Issue of Health Literacy: Despite the use of digital technologies, the development of health status is also dependent on health literacy.
o Those with lower health literacy levels are generally in a worse state of health, visit the doctor more often, use fewer prevention techniques, and on the whole, are more costly for the healthcare system.
 Addressing Out-of-pocket Expenditure: Before the transition from traditional health care to digital healthcare, there is a need to protect the poor from the uncertainties of doctor hunting, receiving irrational treatment from unqualified medical practitioners, provide drugs and address the inability to pay for high-end diagnostics.
o Unless the costs of outpatient treatment are catered, out-of-pocket expenditure will continue before a patient needs hospitalization.
 Misuse of Data: Before embracing digital healthcare, there is a need for certain checks and balances to ensure there is no misuse of the data.
o In this context, the government should expedite enacting the Personal Data Protection Bill, 2019, which will ensure that consent for use of data can only be sought with the defined purposes. 
• India needs to own its digital health strategy that works and leads towards universal health coverage and person-centred care.
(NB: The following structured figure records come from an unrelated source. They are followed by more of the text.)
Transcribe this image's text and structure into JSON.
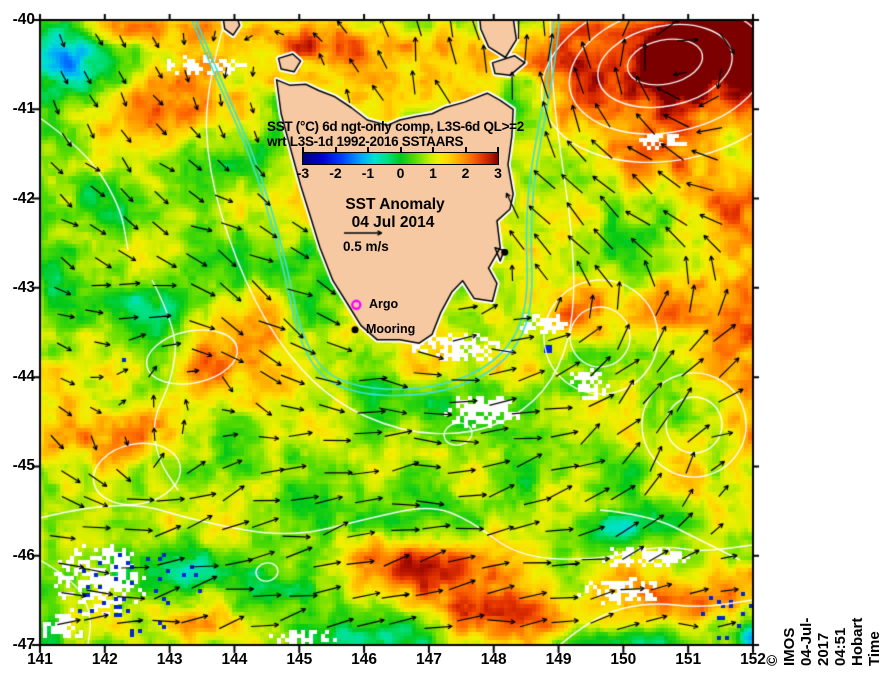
{
  "header": {
    "title_line1": "SST (°C) 6d ngt-only comp, L3S-6d QL>=2",
    "title_line2": "wrt L3S-1d 1992-2016 SSTAARS"
  },
  "annotation": {
    "line1": "SST Anomaly",
    "line2": "04 Jul 2014",
    "scale_label": "0.5 m/s"
  },
  "credit": "© IMOS 04-Jul-2017 04:51 Hobart Time",
  "colorbar": {
    "tick_labels": [
      "-3",
      "-2",
      "-1",
      "0",
      "1",
      "2",
      "3"
    ],
    "min": -3,
    "max": 3,
    "stops": [
      [
        -3,
        "#000080"
      ],
      [
        -2.4,
        "#0000D0"
      ],
      [
        -1.8,
        "#0040FF"
      ],
      [
        -1.2,
        "#00A8FF"
      ],
      [
        -0.8,
        "#00E0D0"
      ],
      [
        -0.4,
        "#00E080"
      ],
      [
        0,
        "#00C818"
      ],
      [
        0.45,
        "#58DC00"
      ],
      [
        0.9,
        "#C8EC00"
      ],
      [
        1.15,
        "#F0F000"
      ],
      [
        1.45,
        "#FFD800"
      ],
      [
        1.8,
        "#FFA800"
      ],
      [
        2.15,
        "#FF7000"
      ],
      [
        2.5,
        "#E83800"
      ],
      [
        2.8,
        "#B81400"
      ],
      [
        3,
        "#7C0000"
      ]
    ]
  },
  "axes": {
    "x": {
      "min": 141,
      "max": 152,
      "ticks": [
        "141",
        "142",
        "143",
        "144",
        "145",
        "146",
        "147",
        "148",
        "149",
        "150",
        "151",
        "152"
      ]
    },
    "y": {
      "min": -47,
      "max": -40,
      "ticks": [
        "-40",
        "-41",
        "-42",
        "-43",
        "-44",
        "-45",
        "-46",
        "-47"
      ]
    }
  },
  "markers": {
    "argo": {
      "label": "Argo",
      "lon": 145.88,
      "lat": -43.19,
      "color": "#FF00FF"
    },
    "mooring": {
      "label": "Mooring",
      "lon": 145.86,
      "lat": -43.47,
      "color": "#000000"
    },
    "station": {
      "lon": 148.17,
      "lat": -42.6,
      "color": "#000000"
    }
  },
  "map": {
    "land_color": "#F6C9A2",
    "coast_color": "#000000",
    "contour_color": "#FFFFFF",
    "shelf_line_color": "#3CE2D8",
    "arrow_color": "#000000",
    "speckle_color": "#0028D0",
    "land_polygons": {
      "tasmania": [
        [
          144.65,
          -40.67
        ],
        [
          144.85,
          -40.73
        ],
        [
          145.1,
          -40.72
        ],
        [
          145.3,
          -40.79
        ],
        [
          145.55,
          -40.86
        ],
        [
          145.8,
          -40.98
        ],
        [
          146.05,
          -41.12
        ],
        [
          146.36,
          -41.18
        ],
        [
          146.55,
          -41.12
        ],
        [
          146.8,
          -41.08
        ],
        [
          147.05,
          -41.05
        ],
        [
          147.25,
          -40.98
        ],
        [
          147.55,
          -40.92
        ],
        [
          147.9,
          -40.82
        ],
        [
          148.1,
          -40.9
        ],
        [
          148.3,
          -41.0
        ],
        [
          148.28,
          -41.3
        ],
        [
          148.22,
          -41.62
        ],
        [
          148.3,
          -41.95
        ],
        [
          148.25,
          -42.12
        ],
        [
          148.05,
          -42.25
        ],
        [
          148.1,
          -42.55
        ],
        [
          147.92,
          -42.78
        ],
        [
          148.05,
          -42.95
        ],
        [
          147.98,
          -43.15
        ],
        [
          147.7,
          -43.12
        ],
        [
          147.52,
          -42.92
        ],
        [
          147.35,
          -43.05
        ],
        [
          147.18,
          -43.28
        ],
        [
          147.05,
          -43.52
        ],
        [
          146.85,
          -43.62
        ],
        [
          146.55,
          -43.58
        ],
        [
          146.2,
          -43.58
        ],
        [
          145.95,
          -43.42
        ],
        [
          145.78,
          -43.22
        ],
        [
          145.52,
          -42.92
        ],
        [
          145.32,
          -42.55
        ],
        [
          145.18,
          -42.22
        ],
        [
          145.02,
          -41.85
        ],
        [
          144.85,
          -41.4
        ],
        [
          144.72,
          -41.05
        ]
      ],
      "king_island": [
        [
          143.82,
          -39.95
        ],
        [
          144.02,
          -39.93
        ],
        [
          144.08,
          -40.06
        ],
        [
          143.98,
          -40.17
        ],
        [
          143.85,
          -40.1
        ]
      ],
      "hunter_group": [
        [
          144.68,
          -40.43
        ],
        [
          144.9,
          -40.38
        ],
        [
          145.02,
          -40.46
        ],
        [
          144.92,
          -40.58
        ],
        [
          144.72,
          -40.55
        ]
      ],
      "flinders_island": [
        [
          147.78,
          -39.95
        ],
        [
          148.05,
          -39.9
        ],
        [
          148.3,
          -39.98
        ],
        [
          148.35,
          -40.22
        ],
        [
          148.18,
          -40.42
        ],
        [
          147.92,
          -40.3
        ],
        [
          147.8,
          -40.1
        ]
      ],
      "cape_barren_island": [
        [
          147.98,
          -40.48
        ],
        [
          148.32,
          -40.4
        ],
        [
          148.48,
          -40.48
        ],
        [
          148.25,
          -40.62
        ],
        [
          148.02,
          -40.6
        ]
      ],
      "maria_island": [
        [
          148.02,
          -42.55
        ],
        [
          148.16,
          -42.58
        ],
        [
          148.1,
          -42.7
        ]
      ]
    },
    "warm_cool_features": [
      [
        672,
        58,
        120,
        58,
        2.8
      ],
      [
        753,
        30,
        60,
        45,
        2.5
      ],
      [
        750,
        120,
        40,
        60,
        0.9
      ],
      [
        168,
        100,
        65,
        40,
        1.1
      ],
      [
        125,
        28,
        45,
        14,
        1.3
      ],
      [
        300,
        40,
        110,
        25,
        0.8
      ],
      [
        705,
        195,
        85,
        65,
        1.0
      ],
      [
        748,
        385,
        55,
        85,
        1.2
      ],
      [
        622,
        300,
        55,
        40,
        0.9
      ],
      [
        523,
        265,
        35,
        70,
        0.9
      ],
      [
        205,
        385,
        28,
        60,
        0.9
      ],
      [
        130,
        440,
        90,
        35,
        1.1
      ],
      [
        430,
        562,
        120,
        40,
        1.5
      ],
      [
        185,
        612,
        75,
        30,
        1.9
      ],
      [
        520,
        610,
        80,
        30,
        1.6
      ],
      [
        700,
        592,
        65,
        28,
        1.5
      ],
      [
        82,
        62,
        58,
        40,
        -1.9
      ],
      [
        55,
        310,
        28,
        45,
        -1.1
      ],
      [
        130,
        300,
        45,
        25,
        -0.9
      ],
      [
        212,
        432,
        55,
        45,
        -1.2
      ],
      [
        160,
        582,
        50,
        55,
        -2.2
      ],
      [
        252,
        600,
        45,
        40,
        -1.5
      ],
      [
        360,
        638,
        70,
        18,
        -1.1
      ],
      [
        628,
        212,
        65,
        45,
        -0.9
      ],
      [
        600,
        528,
        55,
        25,
        -1.5
      ],
      [
        638,
        638,
        55,
        18,
        -1.5
      ],
      [
        752,
        638,
        16,
        14,
        -2.2
      ],
      [
        420,
        395,
        60,
        25,
        -0.8
      ],
      [
        282,
        108,
        26,
        22,
        -1.2
      ],
      [
        96,
        180,
        40,
        30,
        -0.5
      ],
      [
        40,
        640,
        30,
        20,
        -1.0
      ]
    ],
    "white_voids": [
      [
        205,
        63,
        42,
        12
      ],
      [
        455,
        345,
        55,
        16
      ],
      [
        540,
        322,
        28,
        12
      ],
      [
        98,
        578,
        48,
        38
      ],
      [
        60,
        625,
        25,
        15
      ],
      [
        618,
        588,
        45,
        15
      ],
      [
        588,
        380,
        22,
        20
      ],
      [
        480,
        410,
        40,
        18
      ],
      [
        660,
        140,
        25,
        10
      ],
      [
        300,
        636,
        35,
        10
      ],
      [
        640,
        555,
        50,
        12
      ]
    ],
    "speckle_zones": [
      [
        140,
        590,
        70,
        45,
        0.06
      ],
      [
        725,
        612,
        28,
        28,
        0.1
      ],
      [
        132,
        364,
        22,
        10,
        0.12
      ],
      [
        545,
        346,
        5,
        5,
        1.0
      ]
    ],
    "contour_paths": [
      [
        [
          225,
          20
        ],
        [
          205,
          90
        ],
        [
          208,
          170
        ],
        [
          235,
          260
        ],
        [
          275,
          340
        ],
        [
          330,
          400
        ],
        [
          400,
          432
        ],
        [
          470,
          435
        ],
        [
          525,
          412
        ],
        [
          560,
          370
        ],
        [
          575,
          310
        ],
        [
          572,
          230
        ],
        [
          560,
          150
        ],
        [
          552,
          80
        ],
        [
          550,
          20
        ]
      ],
      [
        [
          40,
          118
        ],
        [
          85,
          150
        ],
        [
          120,
          205
        ],
        [
          128,
          250
        ]
      ],
      [
        [
          152,
          280
        ],
        [
          178,
          330
        ],
        [
          172,
          380
        ],
        [
          152,
          420
        ],
        [
          158,
          460
        ],
        [
          178,
          490
        ]
      ],
      [
        [
          40,
          518
        ],
        [
          120,
          498
        ],
        [
          200,
          522
        ],
        [
          290,
          538
        ],
        [
          370,
          518
        ],
        [
          430,
          505
        ],
        [
          470,
          520
        ],
        [
          520,
          558
        ],
        [
          600,
          560
        ],
        [
          660,
          545
        ],
        [
          700,
          552
        ],
        [
          753,
          545
        ]
      ],
      [
        [
          40,
          560
        ],
        [
          75,
          580
        ],
        [
          92,
          615
        ],
        [
          88,
          645
        ]
      ],
      [
        [
          560,
          645
        ],
        [
          595,
          615
        ],
        [
          650,
          602
        ],
        [
          700,
          608
        ],
        [
          753,
          600
        ]
      ],
      [
        [
          600,
          510
        ],
        [
          650,
          515
        ],
        [
          700,
          540
        ],
        [
          740,
          560
        ]
      ]
    ],
    "contour_ellipses": [
      [
        665,
        62,
        38,
        22
      ],
      [
        665,
        66,
        68,
        40
      ],
      [
        668,
        70,
        100,
        62
      ],
      [
        672,
        76,
        132,
        84
      ],
      [
        600,
        337,
        30,
        30
      ],
      [
        601,
        337,
        57,
        57
      ],
      [
        694,
        425,
        28,
        28
      ],
      [
        694,
        425,
        52,
        52
      ],
      [
        192,
        357,
        46,
        26
      ],
      [
        137,
        474,
        44,
        30
      ],
      [
        458,
        434,
        14,
        11
      ],
      [
        267,
        572,
        11,
        9
      ]
    ],
    "shelf_line": [
      [
        196,
        20
      ],
      [
        225,
        90
      ],
      [
        252,
        150
      ],
      [
        272,
        210
      ],
      [
        288,
        270
      ],
      [
        300,
        330
      ],
      [
        322,
        372
      ],
      [
        360,
        388
      ],
      [
        410,
        390
      ],
      [
        455,
        382
      ],
      [
        495,
        362
      ],
      [
        520,
        330
      ],
      [
        528,
        290
      ],
      [
        526,
        240
      ],
      [
        528,
        190
      ],
      [
        536,
        140
      ],
      [
        546,
        90
      ],
      [
        552,
        45
      ],
      [
        554,
        20
      ]
    ],
    "vortices": [
      [
        665,
        62,
        1.9,
        95
      ],
      [
        600,
        335,
        -1.1,
        70
      ],
      [
        694,
        425,
        1.0,
        62
      ],
      [
        195,
        358,
        0.7,
        55
      ],
      [
        137,
        474,
        -0.7,
        55
      ],
      [
        400,
        240,
        -0.85,
        230
      ],
      [
        480,
        700,
        0.5,
        200
      ]
    ],
    "ambient_flow": [
      0.45,
      -0.12
    ]
  }
}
• Such a strategy should emphasise the ethical appropriateness of digital technologies, overcome the digital divide, and ensure inclusion across the economy.
• Ayushman Bharat and tools such as Information and Communication Technology could be used to promote ways to protect populations.
• Online consultation through video conferencing should be a key part of such a strategy, especially in times when there is transmission of communicable diseases.
• Initial efforts should involve developing a template for sharing data, and reengineering many of the institutional and structural arrangements in the medical sector.
• Improving infrastructure: There is a need of improvising the infrastructure of public hospitals which have a lot of burden due to the high population in India.
• Focus on private hospitals: Private hospitals must be encouraged by the government because their contribution is important. Private sector also needs to participate because the challenges are significant and these cannot be resolved only by the government alone.
• Efficiency enhancement: More medical personnel must be recruited to enhance the capabilities and efficiency of the sector.
• Technology utilisation: Technologies must be used to connect the dots in the health system. Medical devices in hospitals/ clinics, mobile care applications, wearables, and sensors are some forms of technology that should be added in this sector.
• Awareness: People should be made aware of early detection and preventive care. It would help them in saving pocket expenditure also. 
• There is no doubt that disruptive technology can play an important role in improving the health sector in general.
• However, the possible constraints for India are standardisation of health data, organisational silos, data security and data privacy, and also high investments.